Google Cloud Search has several default expansions, interpretations, and optimizations that affect search results. If ever you are seeing unexpected results from search queries, refer to this guide before contacting Cloud Search support.
Default expansions
Suppose a user is searching using a string, such as [Joe’s PDFs], but some returned results contain highlighted words, such as “documents," instead of "PDFs." Why do the results contain the highlighted words that weren't in the search query?
By default, Google Cloud Search, just like Google Web Search, doesn’t only search for the exact words in a query.
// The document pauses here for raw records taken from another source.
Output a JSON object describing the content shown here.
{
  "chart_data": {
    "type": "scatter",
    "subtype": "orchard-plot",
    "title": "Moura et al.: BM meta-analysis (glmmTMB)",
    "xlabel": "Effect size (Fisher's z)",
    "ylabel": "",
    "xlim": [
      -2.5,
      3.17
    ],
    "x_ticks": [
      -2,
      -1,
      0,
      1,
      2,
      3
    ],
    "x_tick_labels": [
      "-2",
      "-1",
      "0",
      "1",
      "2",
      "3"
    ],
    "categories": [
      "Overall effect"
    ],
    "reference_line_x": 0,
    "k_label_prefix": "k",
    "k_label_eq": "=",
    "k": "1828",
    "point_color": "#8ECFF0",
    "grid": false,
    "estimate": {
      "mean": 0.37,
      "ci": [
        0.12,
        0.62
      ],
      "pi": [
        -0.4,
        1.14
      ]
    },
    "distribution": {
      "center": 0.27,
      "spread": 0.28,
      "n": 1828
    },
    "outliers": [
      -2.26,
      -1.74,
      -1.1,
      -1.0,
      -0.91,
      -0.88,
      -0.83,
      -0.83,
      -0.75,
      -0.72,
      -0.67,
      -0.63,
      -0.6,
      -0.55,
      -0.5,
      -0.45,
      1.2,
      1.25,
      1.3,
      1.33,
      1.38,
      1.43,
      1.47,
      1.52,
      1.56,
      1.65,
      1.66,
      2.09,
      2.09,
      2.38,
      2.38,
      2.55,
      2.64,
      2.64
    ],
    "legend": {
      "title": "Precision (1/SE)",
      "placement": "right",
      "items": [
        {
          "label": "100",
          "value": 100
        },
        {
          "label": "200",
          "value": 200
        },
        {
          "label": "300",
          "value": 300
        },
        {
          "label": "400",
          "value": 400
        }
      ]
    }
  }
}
Instead Cloud Search expands the query to include synonyms and word stems (even if you haven't implemented your own synonyms). This expansion is done to retrieve documents that broadly match the idea and intent of the query. After this broad set of documents is selected, the ranking algorithms work to ensure that the best matches are placed at the top of the result set.
When the user searched for [Joe’s PDFs], Cloud Search supplied the following as additional acceptable words:
- For [Joe’s], Cloud Search might also match "joe" (a stem expansion) and "joes" (a synonym based on punctuation).
- For [PDFs], Cloud Search might also match "documents" (a synonym expansion) and "pdf" (a stem expansion).
By default, synonyms are not necessarily bi-directional. For example, if a user searches for the term “phishing,” Cloud Search might match “phish” as a synonym expansion. However if the user searches for the term “phish,” Google might not match “phishing” as an expansion.
Expansions for hyphenated versus non-hyphenated words
When the user searches for hyphenated words versus their non-hyphenated equivalents, such as [walk-in closet] and [walk in closet], Cloud Search treats these queries differently.
Additionally, different optimizations are used for hyphenated and underscored words, such as [walk-in] and [walk_in].
Compensate for default expansions
There is no guarantee of any expansion by default. If you want to ensure bidirectionality of synonyms or domain-specific synonym expansions, create your own set of domain-specific synonyms. For further information on implementing synonyms, refer to Define synonyms.
Default interpretations
Cloud Search also provides natural-language interpretation which interprets the objects, properties, and field values used in a query according to the schema uploaded for a particular data source. For further information about this natural-language interpretation, refer to Structure your schema for optimal query interpretation.
Disable natural-language interpretations
To disable natural-language interpretations for a specific query, set
QueryInterpretationOptions.disableNlInterpretation
to true
in the search request.
Default optimizations
Cloud Search provides these default optimizations as well:
Blending in results provided by spelling correction. For example, if the query string was [corpoate benefits], Cloud Search would match "corpoate" and the correct spelling of “corporate.”
For queries that would yield zero or few results, Cloud Search uses a more permissive set of related terms, broader than direct synonyms, when matching results. For further information, refer to Handle supplemental results.
Normalizing documents and queries
Normalizing refers to standardizing on certain words or phrases either prior to or after a query has been made. To ensure more consistent responses to your queries, consider normalizing your documents (prior to or during indexing) and queries (after the user has made the query) in the following ways:
To normalize documents:
- Pick a canonical spelling for critical words used in documents within your repositories.
- Correct the spelling in source repository documents, or when indexing content, to match canonical spelling.
To normalize queries:
- Intercept user queries before sending them to Cloud Search.
- Rewrite words in user queries to match the most-common spelling in the indexed data source.
- Send the query to Cloud Search.
Disable expansions, interpretations, and optimizations for all queries
To disable expansions, interpretations and optimizations for a specific query,
set
QueryInterpretationOptions.enableVerbatim Mode
to true
in the search request.